Make it about you, not them. If you don’t feel comfortable seeing someone in person, politely explain your feelings, emphasizing that you’re making the decision to protect your health. Even if you believe the other person is taking unnecessary risks, you don’t need to share that with them to decline an invite. If you make it about you and your health, the other person is less likely to feel judged or offended. If you refuse an in-person invite, suggest an alternative.
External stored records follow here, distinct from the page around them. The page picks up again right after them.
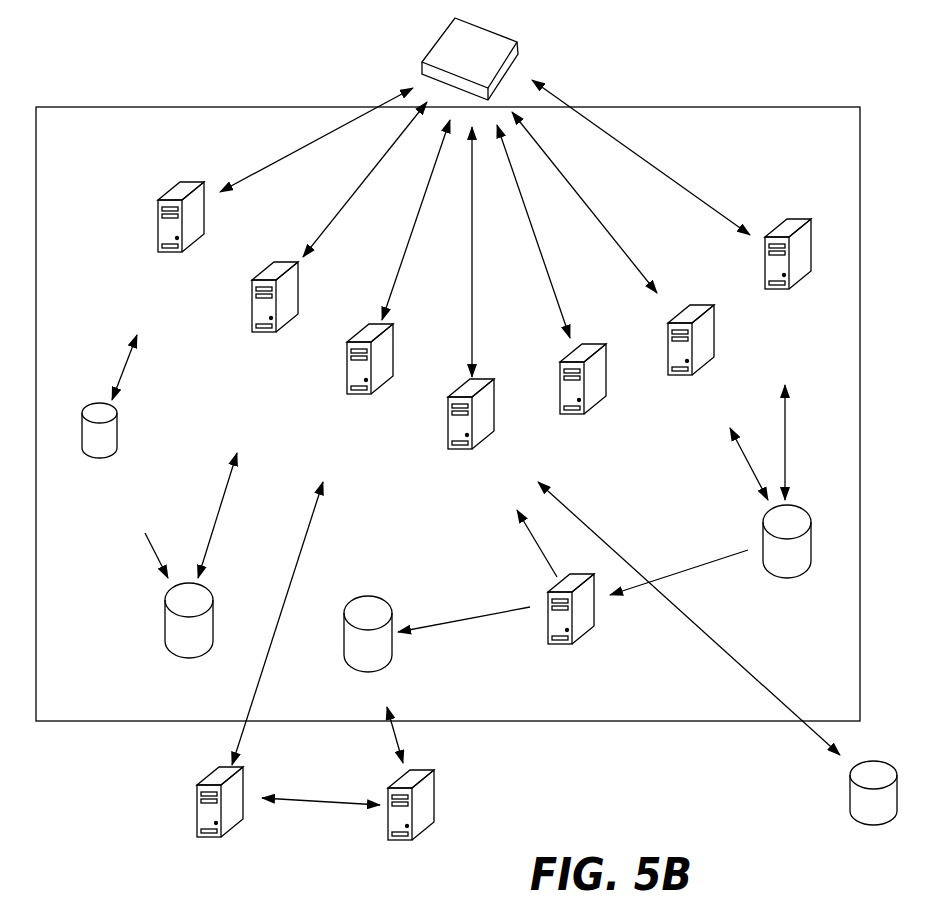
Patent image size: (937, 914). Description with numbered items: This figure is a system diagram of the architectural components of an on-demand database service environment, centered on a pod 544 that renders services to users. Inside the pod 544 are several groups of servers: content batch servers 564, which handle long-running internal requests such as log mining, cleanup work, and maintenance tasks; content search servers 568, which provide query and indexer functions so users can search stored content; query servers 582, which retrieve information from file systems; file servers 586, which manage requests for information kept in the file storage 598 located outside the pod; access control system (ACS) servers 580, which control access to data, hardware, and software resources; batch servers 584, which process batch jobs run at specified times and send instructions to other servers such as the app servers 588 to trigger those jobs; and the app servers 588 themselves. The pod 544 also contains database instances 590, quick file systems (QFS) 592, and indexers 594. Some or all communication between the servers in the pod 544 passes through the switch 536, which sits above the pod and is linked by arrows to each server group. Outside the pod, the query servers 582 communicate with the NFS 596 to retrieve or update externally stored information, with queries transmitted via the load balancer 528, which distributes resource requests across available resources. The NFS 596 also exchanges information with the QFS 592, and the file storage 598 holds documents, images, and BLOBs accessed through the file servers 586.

The switch 536 is at (518, 41).
The pod 544 is at (660, 107).
The content batch servers 564 is at (183, 178).
The content search servers 568 is at (297, 262).
The query servers 582 is at (390, 326).
The file servers 586 is at (480, 378).
The access control system (ACS) servers 580 is at (584, 342).
The batch servers 584 is at (690, 302).
The app servers 588 is at (808, 222).
The database instances 590 is at (117, 425).
The quick file systems (QFS) 592 is at (165, 628).
The indexers 594 is at (590, 630).
The load balancer 528 is at (200, 783).
The NFS 596 is at (433, 797).
The file storage 598 is at (850, 800).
If you don’t feel
comfortable attending a dinner party, for example, offer to call in via video to say hello to the guests before everyone sits down to eat. Or if you don’t want to attend a wedding, communicate with the couple that you’d love to see photos or the wedding video once available.
Spending Time with People Over Age Sixty-Five
The relationships that seem to be causing the most anxiety in our new normal are the ones we have with our older relatives and friends. The concern is valid: Age is the single biggest risk factor for serious complications from COVID-19, and eight out of every ten COVID-19 deaths in the United States to date have occurred in people age sixty-five years or older.1 Older people are also much more susceptible to the flu and other infectious illnesses.
If you’re going to spend time with older family members or friends, you should be cautious about if, when, how, and where you’ll do so. Here are my guidelines to help you make the decision and safely see older people if you decide it’s sensible to do so.
Make the Decision
Visiting an older relative or friend in our new normal is a decision to make, not a privilege to take. The first step is to speak with the older relative or friend and determine if he or she feels comfortable with an in-person visit. If the person doesn’t feel safe, don’t feel hurt or angry or try to pressure them. Remember that everyone has a different risk tolerance and the right to be protective of their health and well-being.